Gadis itu kembali meraung. “Citra TAKUT … TOLONGIN aku, Bi …!”
“Ini ….” Abi tak lagi mampu mengeluarkan kalimatnya. Dia melepaskan pegangannya dari Citra. Kemudian dia berdiri, berjalan sambil melihat ke sekeliling ruangan.
“Sayang! Sebenarnya apa yang ter ….” Abi tak mampu melanjutkan ucapannya, karena Citra menyela.
“Maafin Aku, Bi! Maafin Aku! Aaaa … tolong … tolongin aku, Bi!” Tubuh gadis itu menggigil, sangat ketakutan, dia memeluk lututnya dan terus menangis.
Abi menarik nafas dalam-dalam. Kemudian melangkah mendekati Citra.
Abi berjongkok di hadapan gadis itu. Kedua tangannya menyentuh kedua pipi, mencoba untuk menghentikan tangisan si gadis. Dia mengusap wajah yang telah basah karena air mata. Pikiran Abi sungguh berkecamuk.

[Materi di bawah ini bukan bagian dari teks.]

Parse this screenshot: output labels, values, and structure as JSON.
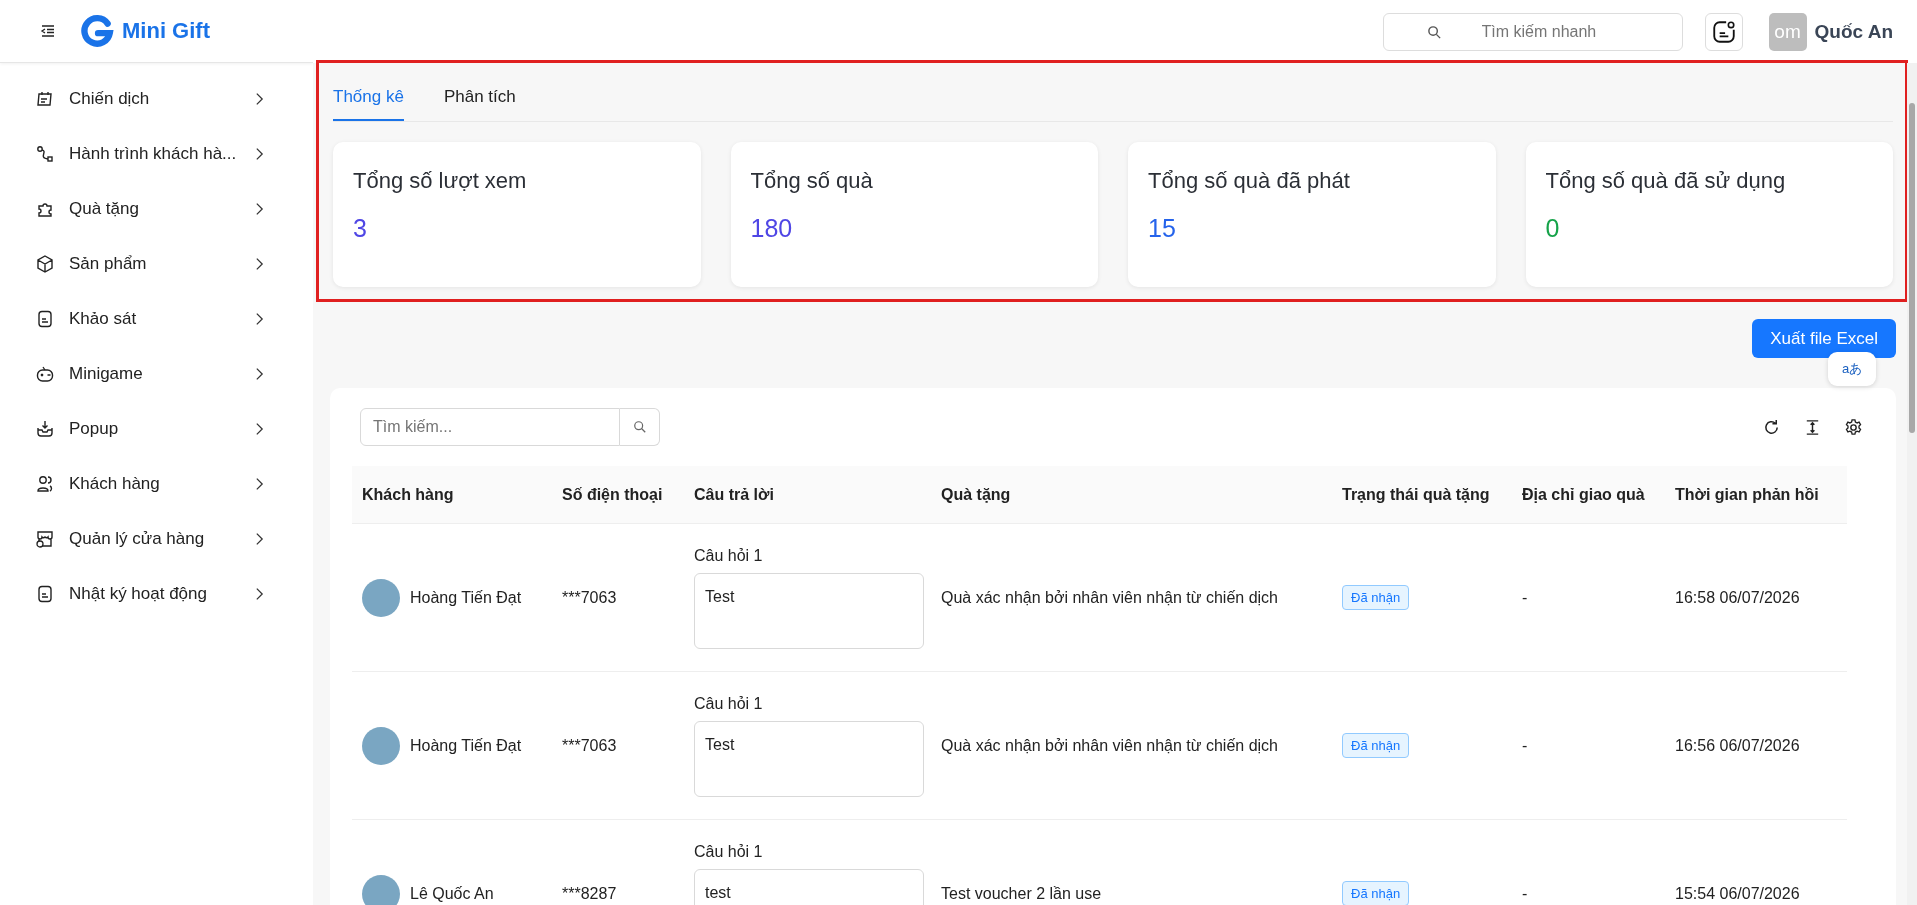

Beberapa saat, benaknya saling beradu antara positif dan negatif. Banyaknya pertanyaan dalam benaknya saat ini, tak lagi ada niatan untuk mencari tahu jawabannya. Karena waktu mereka tak banyak, dan Abi telah memutuskan satu hal.
Yaitu, sesuai janjinya. Abi akan berkorban demi Citra. Demi cintanya kepada gadis itu. Demi cinta pertamanya, kekasih hatinya yang entah karena apa, dia bisa terlibat dalam kondisi seperti ini. Yang jelas, Abi tahu jika Citra baru saja membunuh pria yang tergeletak itu.
“Hanya kamu dan dia di tempat ini, Cit?”
Citra tak berhenti meraung. “Tolong … tolong Citra Bi …!”
“Iya … Iya, aku bakal nolongin kamu, tapi jawab dulu, cuma kamu doang sekarang atau ada orang lain tadi di tempat ini?”
Gadis itu menggelengkan kepalanya pelan.
“Jadi Cuma kamu doang?” Gadis itu mengangguk.
“Berarti kamu yang membunuh dia?”
“I-iya ….” Lagi-lagi gadis itu menangis.
“Ya Allah!” Abi mengusap wajahnya dengan kedua mata yang ikut mengeluarkan air mata.
“Baiklah! Aku tolongin kamu,” gumam Abi sesaat.